The Chicago Defender was founded in 1905 by Robert Sengstacke Abbott. Abbott published the first issue, a run of 300 copies, on May 6, 1905. The Defender began as a four-page weekly handbill filled with local news and reproductions of clippings from other newspapers. Abbott initially sold both subscriptions and advertising for the paper himself by going door-to-door throughout Chicago, Illinois.
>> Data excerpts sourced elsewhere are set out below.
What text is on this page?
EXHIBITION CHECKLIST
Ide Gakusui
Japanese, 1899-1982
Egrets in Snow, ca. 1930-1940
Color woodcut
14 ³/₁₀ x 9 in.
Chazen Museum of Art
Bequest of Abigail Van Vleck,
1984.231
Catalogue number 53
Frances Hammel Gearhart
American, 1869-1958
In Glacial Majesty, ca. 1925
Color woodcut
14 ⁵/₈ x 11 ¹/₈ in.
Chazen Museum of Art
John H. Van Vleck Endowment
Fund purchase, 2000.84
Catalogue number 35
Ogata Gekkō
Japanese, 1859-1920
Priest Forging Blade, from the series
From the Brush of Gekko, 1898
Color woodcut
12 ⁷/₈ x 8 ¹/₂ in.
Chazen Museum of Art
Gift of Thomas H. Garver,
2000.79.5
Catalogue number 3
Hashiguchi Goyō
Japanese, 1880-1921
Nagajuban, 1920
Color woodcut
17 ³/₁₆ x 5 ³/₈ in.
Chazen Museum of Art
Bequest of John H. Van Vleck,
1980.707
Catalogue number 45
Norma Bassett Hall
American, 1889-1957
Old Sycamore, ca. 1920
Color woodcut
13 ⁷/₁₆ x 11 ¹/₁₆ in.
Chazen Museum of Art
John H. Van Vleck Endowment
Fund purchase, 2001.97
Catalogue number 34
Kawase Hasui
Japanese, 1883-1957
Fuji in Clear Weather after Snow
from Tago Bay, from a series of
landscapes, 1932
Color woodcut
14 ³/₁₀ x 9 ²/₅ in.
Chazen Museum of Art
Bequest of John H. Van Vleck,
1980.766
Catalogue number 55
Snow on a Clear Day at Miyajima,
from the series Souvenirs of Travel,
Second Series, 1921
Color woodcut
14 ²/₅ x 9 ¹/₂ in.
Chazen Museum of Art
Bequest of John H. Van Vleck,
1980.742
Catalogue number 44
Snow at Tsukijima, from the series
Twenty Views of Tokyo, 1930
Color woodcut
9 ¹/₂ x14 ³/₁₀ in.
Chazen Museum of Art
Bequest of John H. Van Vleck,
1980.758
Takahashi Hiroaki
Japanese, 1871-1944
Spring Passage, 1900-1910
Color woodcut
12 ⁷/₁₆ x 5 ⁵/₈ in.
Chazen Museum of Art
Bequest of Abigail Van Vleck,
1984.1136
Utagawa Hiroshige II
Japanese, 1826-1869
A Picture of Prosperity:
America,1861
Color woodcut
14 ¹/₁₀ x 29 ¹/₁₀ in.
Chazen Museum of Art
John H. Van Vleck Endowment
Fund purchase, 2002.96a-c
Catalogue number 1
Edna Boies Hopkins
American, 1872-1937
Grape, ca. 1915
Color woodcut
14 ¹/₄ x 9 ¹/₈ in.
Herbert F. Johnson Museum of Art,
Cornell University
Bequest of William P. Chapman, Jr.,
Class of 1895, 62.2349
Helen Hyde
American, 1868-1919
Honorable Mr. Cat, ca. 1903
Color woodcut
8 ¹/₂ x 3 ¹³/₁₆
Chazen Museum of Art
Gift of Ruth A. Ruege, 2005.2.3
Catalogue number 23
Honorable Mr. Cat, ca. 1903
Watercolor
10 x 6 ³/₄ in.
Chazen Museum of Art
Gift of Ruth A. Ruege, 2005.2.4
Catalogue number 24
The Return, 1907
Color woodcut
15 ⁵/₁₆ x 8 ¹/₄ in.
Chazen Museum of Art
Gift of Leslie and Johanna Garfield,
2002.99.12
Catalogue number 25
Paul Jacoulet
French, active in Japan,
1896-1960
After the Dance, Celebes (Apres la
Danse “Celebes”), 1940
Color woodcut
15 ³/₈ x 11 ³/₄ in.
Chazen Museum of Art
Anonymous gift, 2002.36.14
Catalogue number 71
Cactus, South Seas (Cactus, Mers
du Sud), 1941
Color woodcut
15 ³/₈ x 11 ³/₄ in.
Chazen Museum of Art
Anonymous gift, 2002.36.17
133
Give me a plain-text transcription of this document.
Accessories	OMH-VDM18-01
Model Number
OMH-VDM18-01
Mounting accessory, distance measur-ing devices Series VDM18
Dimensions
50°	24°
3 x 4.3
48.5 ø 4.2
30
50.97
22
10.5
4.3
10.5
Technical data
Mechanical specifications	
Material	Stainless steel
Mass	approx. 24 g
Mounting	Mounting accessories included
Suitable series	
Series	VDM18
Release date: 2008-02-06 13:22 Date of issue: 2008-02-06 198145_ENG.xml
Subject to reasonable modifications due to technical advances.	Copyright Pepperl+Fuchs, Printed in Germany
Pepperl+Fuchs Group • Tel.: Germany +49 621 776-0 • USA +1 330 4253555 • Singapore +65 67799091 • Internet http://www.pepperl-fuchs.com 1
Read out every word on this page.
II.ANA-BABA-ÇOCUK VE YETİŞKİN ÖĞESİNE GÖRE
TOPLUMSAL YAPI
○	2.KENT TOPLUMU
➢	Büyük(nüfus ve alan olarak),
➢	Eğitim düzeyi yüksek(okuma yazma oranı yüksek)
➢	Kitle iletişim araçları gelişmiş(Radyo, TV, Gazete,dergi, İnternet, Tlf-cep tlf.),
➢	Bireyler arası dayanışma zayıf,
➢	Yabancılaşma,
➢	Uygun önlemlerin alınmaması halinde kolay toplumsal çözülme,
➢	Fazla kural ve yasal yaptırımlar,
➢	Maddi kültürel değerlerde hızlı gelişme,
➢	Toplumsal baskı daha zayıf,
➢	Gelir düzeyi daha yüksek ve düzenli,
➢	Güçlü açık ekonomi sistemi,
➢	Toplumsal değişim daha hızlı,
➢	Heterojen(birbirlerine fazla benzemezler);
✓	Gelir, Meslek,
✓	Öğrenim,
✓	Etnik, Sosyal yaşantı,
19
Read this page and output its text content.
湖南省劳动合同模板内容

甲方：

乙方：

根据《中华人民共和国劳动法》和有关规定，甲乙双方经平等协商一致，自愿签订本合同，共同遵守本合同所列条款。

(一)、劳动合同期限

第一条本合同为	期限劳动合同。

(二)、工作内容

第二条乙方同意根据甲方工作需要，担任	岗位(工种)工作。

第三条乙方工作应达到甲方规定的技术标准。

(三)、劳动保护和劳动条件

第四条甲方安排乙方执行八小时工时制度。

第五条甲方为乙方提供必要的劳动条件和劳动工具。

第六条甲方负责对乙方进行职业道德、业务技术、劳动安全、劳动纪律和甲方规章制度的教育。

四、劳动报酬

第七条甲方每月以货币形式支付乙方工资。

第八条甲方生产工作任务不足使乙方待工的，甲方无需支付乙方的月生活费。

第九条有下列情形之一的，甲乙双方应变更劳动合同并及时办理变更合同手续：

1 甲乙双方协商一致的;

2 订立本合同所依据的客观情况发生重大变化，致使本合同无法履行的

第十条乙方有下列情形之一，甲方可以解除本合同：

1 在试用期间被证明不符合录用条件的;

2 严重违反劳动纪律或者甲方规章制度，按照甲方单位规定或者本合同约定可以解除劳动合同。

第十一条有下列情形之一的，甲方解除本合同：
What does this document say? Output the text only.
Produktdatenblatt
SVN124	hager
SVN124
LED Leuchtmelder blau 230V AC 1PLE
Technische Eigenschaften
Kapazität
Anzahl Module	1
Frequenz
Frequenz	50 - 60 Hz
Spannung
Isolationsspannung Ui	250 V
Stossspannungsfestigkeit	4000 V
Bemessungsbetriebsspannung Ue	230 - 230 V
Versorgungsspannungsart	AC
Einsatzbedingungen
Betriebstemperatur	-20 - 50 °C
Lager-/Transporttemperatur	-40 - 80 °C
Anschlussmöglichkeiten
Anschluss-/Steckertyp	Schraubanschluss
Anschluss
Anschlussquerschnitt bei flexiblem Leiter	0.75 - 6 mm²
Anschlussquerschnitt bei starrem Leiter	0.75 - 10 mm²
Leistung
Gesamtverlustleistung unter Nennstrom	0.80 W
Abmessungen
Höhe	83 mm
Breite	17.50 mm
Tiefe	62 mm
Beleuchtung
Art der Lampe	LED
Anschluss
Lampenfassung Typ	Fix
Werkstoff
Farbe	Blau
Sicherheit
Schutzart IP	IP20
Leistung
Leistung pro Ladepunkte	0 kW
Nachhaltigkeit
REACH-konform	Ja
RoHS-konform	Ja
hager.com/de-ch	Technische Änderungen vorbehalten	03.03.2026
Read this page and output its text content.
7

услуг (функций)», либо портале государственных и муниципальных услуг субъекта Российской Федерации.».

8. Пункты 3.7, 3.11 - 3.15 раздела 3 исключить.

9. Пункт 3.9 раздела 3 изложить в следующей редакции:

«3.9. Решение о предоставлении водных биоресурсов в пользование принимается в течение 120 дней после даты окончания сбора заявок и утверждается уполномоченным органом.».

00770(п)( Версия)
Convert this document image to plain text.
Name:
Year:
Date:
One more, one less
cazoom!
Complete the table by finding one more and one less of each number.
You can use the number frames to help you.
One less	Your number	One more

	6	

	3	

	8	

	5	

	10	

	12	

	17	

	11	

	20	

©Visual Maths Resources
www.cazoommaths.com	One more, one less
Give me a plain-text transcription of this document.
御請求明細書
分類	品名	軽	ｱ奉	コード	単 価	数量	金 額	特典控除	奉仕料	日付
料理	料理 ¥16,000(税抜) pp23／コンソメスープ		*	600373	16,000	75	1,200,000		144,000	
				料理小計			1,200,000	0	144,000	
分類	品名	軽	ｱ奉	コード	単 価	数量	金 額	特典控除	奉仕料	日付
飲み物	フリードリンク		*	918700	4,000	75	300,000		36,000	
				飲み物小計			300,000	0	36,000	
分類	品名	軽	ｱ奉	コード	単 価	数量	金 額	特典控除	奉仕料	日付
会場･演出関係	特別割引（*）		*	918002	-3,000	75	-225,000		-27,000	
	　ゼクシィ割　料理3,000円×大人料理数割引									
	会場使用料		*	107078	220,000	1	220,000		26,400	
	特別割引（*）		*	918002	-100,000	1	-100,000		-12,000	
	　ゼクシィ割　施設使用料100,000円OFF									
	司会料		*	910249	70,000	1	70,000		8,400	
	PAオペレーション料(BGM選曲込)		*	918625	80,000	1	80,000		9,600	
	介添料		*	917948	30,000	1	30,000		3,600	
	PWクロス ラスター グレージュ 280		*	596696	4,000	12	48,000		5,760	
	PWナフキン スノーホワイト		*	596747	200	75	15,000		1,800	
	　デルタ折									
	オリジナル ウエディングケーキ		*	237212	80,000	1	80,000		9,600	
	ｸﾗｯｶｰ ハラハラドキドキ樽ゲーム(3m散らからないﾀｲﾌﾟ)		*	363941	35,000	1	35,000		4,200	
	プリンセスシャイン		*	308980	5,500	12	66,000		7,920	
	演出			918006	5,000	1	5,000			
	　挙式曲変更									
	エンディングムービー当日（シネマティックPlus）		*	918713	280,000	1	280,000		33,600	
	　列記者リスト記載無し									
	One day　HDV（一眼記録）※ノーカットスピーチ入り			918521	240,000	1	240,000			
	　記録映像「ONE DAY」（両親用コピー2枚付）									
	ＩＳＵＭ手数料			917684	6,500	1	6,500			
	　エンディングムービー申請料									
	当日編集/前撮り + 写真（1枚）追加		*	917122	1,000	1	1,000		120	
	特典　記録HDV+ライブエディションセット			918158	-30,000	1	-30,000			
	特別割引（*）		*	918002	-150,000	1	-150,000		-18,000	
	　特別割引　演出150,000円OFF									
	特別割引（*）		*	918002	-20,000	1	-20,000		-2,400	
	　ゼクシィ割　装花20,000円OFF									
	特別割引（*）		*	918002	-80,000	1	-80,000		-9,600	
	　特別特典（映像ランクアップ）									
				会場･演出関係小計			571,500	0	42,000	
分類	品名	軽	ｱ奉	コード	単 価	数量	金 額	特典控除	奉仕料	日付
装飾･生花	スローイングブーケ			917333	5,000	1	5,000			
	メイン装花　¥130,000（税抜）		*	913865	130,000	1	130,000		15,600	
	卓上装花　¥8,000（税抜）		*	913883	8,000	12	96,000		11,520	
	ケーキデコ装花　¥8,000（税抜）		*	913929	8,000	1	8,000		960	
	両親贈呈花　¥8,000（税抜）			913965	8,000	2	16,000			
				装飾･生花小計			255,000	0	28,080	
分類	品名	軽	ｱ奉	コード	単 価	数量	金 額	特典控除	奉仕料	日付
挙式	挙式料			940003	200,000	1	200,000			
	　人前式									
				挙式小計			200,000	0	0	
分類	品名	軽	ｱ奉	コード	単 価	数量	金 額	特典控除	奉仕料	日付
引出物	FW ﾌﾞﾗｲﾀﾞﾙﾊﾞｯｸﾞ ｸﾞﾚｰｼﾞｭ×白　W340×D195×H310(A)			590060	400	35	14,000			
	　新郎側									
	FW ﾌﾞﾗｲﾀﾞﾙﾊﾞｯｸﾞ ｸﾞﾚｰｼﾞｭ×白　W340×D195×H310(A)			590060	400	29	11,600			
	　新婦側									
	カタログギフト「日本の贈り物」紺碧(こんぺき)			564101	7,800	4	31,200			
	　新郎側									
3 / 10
Abbott used the Defender as a forum to attack racial injustice from the outset, and included a front-page heading on every issue that read, “American Race Justice Must Be Destroyed”. The Defender was a leading advocate in the fight against racial, economic, and social discrimination. It championed equal employment and fair housing for blacks, and boldly reported on lynchings, rapes, and black disfranchisement. What began as a four-page handbill had become by 1915 a popular local newspaper with a weekly circulation of 16,000.
The Defender, however, saw its major growth during the Great Migration and is credited as being a major catalyst for that movement of half a million blacks from the South to the North between 1915 and 1920. Abbott used black Pullman Porters and entertainers to transport his paper across the Mason-Dixon Line. Often after being smuggled to the South, it is estimated that many copies of the Defender were read by four to five African Americans, who passed it from person to person and read it aloud wherever blacks congregated. Included in its pages were articles and editorials which tried to convince its oppressed southern readers to move north. Abbott even printed copies of train schedules and job listings to entice southern blacks to relocate. The black population of Chicago increased 148 percent from 1910 to 1920 with plenty of support and encouragement from the Defender.
The Defender grew with the migration north. By 1917 it became the first African American paper to reach a circulation of 100,000 copies and to achieve national circulation. By 1920 its circulation reached 230,000 copies per week. Throughout the years, the Defender had many notable columnists, including Walter White and Langston Hughes. It also published early works of poet Gwendolyn Brooks; the first African American to win a Pulitzer Prize in any category. As a result of the Defender’s success Robert Abbott became one of the first African American millionaires.
Upon Abbott’s death in 1940, John H. Sengstacke, Abbott’s nephew, assumed control of the Defender. Stengstacke continued the fight for racial equality. On February 6, 1956, The Defender became a daily and was renamed the Chicago Daily Defender. At the time it was the largest black-owned daily newspaper in the world. In 1965, Stengstacke purchased long-time rival newspaper The Pittsburgh Courier and added it to his chain of papers which includes The Michigan Chronicle in Detroit, Michigan, and The Tri-State Defender in Memphis, Tennessee. Sengstacke remained publisher of the Defender until his death in 1997.